We define our objective function (our loss that we want to minimize) as the total variance of the
distribution of our trades.

In [0]:
import pandas as pd
import numpy as np
from hyperopt import hp, fmin, tpe, SparkTrials, STATUS_OK, space_eval
import mlflow

def objective_function(partitions):
  
  # retrieve volume of trades by security
  df = pd.DataFrame([[partitions[key], securities[key]] for key in securities.keys()], columns=['partition', 'volume'])
  
  # compute variance for this suggested partitioning
  grouped_df = df.groupby('partition')['volume'].agg(['sum','count'])
  var = np.var(grouped_df['sum'])

  # our objective is to minimize variance of volume of trade by partition
  return {'loss': var, 'status': STATUS_OK}

... And define our optimizer where each security can randomly select one of our 10 partitions.

In [0]:
search_space = {}
for security in securities.keys():
    search_space[security] = hp.randint(security, num_partitions)

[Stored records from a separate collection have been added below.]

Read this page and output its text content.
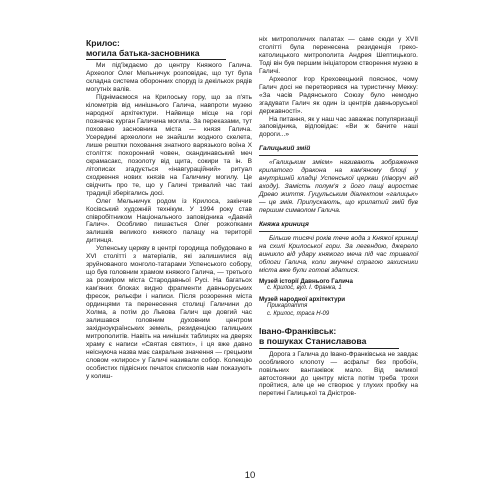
Крилос:
могила батька-засновника

Ми під'їждаємо до центру Княжого Галича. Археолог Олег Мельничук розповідає, що тут була складна система оборонних споруд із декількох рядів могутніх валів.

Піднімаємося на Крилоську гору, що за п'ять кілометрів від нинішнього Галича, навпроти музею народної архітектури. Найвище місце на горі позначає курган Галичина могила. За переказами, тут поховано засновника міста — князя Галича. Усередині археологи не знайшли жодного скелета, лише рештки поховання знатного варязького воїна Х століття: похоронний човен, скандинавський меч скрамасакс, позолоту від щита, сокири та ін. В літописах згадується «інавгураційний» ритуал сходження нових князів на Галичину могилу. Це свідчить про те, що у Галичі тривалий час такі традиції зберігались досі.

Олег Мельничук родом із Крилоса, закінчив Косівський художній технікум. У 1994 року став співробітником Національного заповідника «Давній Галич». Особливо пишається Олег розкопками залишків великого княжого палацу на території дитинця.

Успенську церкву в центрі городища побудовано в XVI столітті з матеріалів, які залишилися від зруйнованого монголо-татарами Успенського собору, що був головним храмом княжого Галича, — третього за розміром міста Стародавньої Русі. На багатьох кам'яних блоках видно фрагменти давньоруських фресок, рельєфи і написи. Після розорення міста ординцями та перенесення столиці Галичини до Холма, а потім до Львова Галич ще довгий час залишався головним духовним центром західноукраїнських земель, резиденцією галицьких митрополитів. Навіть на нинішніх таблицях на дверях храму є написи «Святая святих», і ця вже давно неіснуюча назва має сакральне значення — грецьким словом «клирос» у Галичі називали собор. Колекцію особистих підвісних печаток єпископів нам показують у колиш-

ніх митрополичих палатах — саме сюди у XVII столітті була перенесена резиденція греко-католицького митрополита Андрея Шептицького. Тоді він був першим ініціатором створення музею в Галичі.

Археолог Ігор Креховецький пояснює, чому Галич досі не перетворився на туристичну Мекку: «За часів Радянського Союзу було немодно згадувати Галич як один із центрів давньоруської державності».

На питання, як у наш час заважає популяризації заповідника, відповідає: «Ви ж бачите наші дороги...»

Галицький змій

«Галицьким змієм» називають зображення крилатого дракона на кам'яному блоці у внутрішній кладці Успенської церкви (ліворуч від входу). Замість полум'я з його пащі виростає Древо життя. Гуцульським діалектом «галицьк» — це змія. Припускають, що крилатий змій був першим символом Галича.

Княжа криниця

Більше тисячі років тече вода з Княжої криниці на схилі Крилоської гори. За легендою, джерело виникло від удару княжого меча під час тривалої облоги Галича, коли змучені спрагою захисники міста вже були готові здатися.

Музей історії Давнього Галича

с. Крилос, вул. І. Франка, 1

Музей народної архітектури

Прикарпаття

с. Крилос, траса Н-09

Івано-Франківськ:
в пошуках Станиславова

Дорога з Галича до Івано-Франківська не завдає особливого клопоту — асфальт без пробоїн, повільних вантажівок мало. Від великої автостоянки до центру міста потім треба трохи пройтися, але це не створює у глухих пробку на перетині Галицької та Дністров-

10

We track progress using mlflow and ensure parallel execution of our optimizer using SparkTrials

In [0]:
with mlflow.start_run(run_name='bpipe_partitioning', nested=True) as run:
  
  argmin = fmin(
    fn=objective_function,
    space=search_space,
    algo=tpe.suggest, 
    max_evals=10, # we can limit the number of combinations to evaluate
    trials=SparkTrials(parallelism=10),  # we have 10 workers available for this task
    verbose=True
  )
  
  run_id = run.info.run_id

Finally, after X number of runs, we can access the best set of parameters (i.e. the ideal partition number) for each security we want to ingest through B-Pipe. Whilst some large volume securities may deserve their own executors, other may be bundled together to ensure effective parallelism

In [0]:
best_params = space_eval(search_space, argmin)

In [0]:
distributed_securities = pd.DataFrame(
  [[key, best_params[key], securities[key]] for key in securities.keys()],
  columns=['security', 'partition', 'volume']
)
distributed_securities.index = securities.keys()
display(distributed_securities.head(10))

Not obvious to the untrained eyes given the log scale of our plot, our optimization **reduced our initial
variance by 60%** (i.e. the imbalance) in expected throughput across all our 10 partitions.

In [0]:
optimized_partitions = distributed_securities.groupby('partition')['volume'].agg(['sum','count'])
trades_by_partition(optimized_partitions)

## Partition reference data
Our spark wrapper can accept our partitioning logic through the partitions option (taking a list of partitions as JSON array). In this case, we are explicitly indicating what security will be read from what partition in the form of the following spark options:

<br>

```
.option("securities", "['sec1', 'sec2']")
.option("partitions", "[1,2]")
```

In [0]:
import json
bpipe_securities = json.dumps(distributed_securities.security.to_list())
bpipe_partitions = json.dumps(distributed_securities.partition.to_list())

In [0]:
ref_data = (
  spark
    .read
    .format("//blp/refdata")
    .option("serviceName", "ReferenceDataRequest")
    .option("serviceHost", "127.0.0.1")
    .option("servicePort", 8954)
    .option("correlationId", 999)
    .option("fields", "['BID','ASK']")
    # our list of securities
    .option("securities", bpipe_securities)
    # our smart partitioning
    .option("partitions", bpipe_partitions) 
    .load()
)

display(ref_data)

Finally, we showed how to efficiently read from B-Pipe data and leverage the distributed nature of spark to create a resilient and cost efficient ingestion framework that feeds into downstream spark / delta based applications.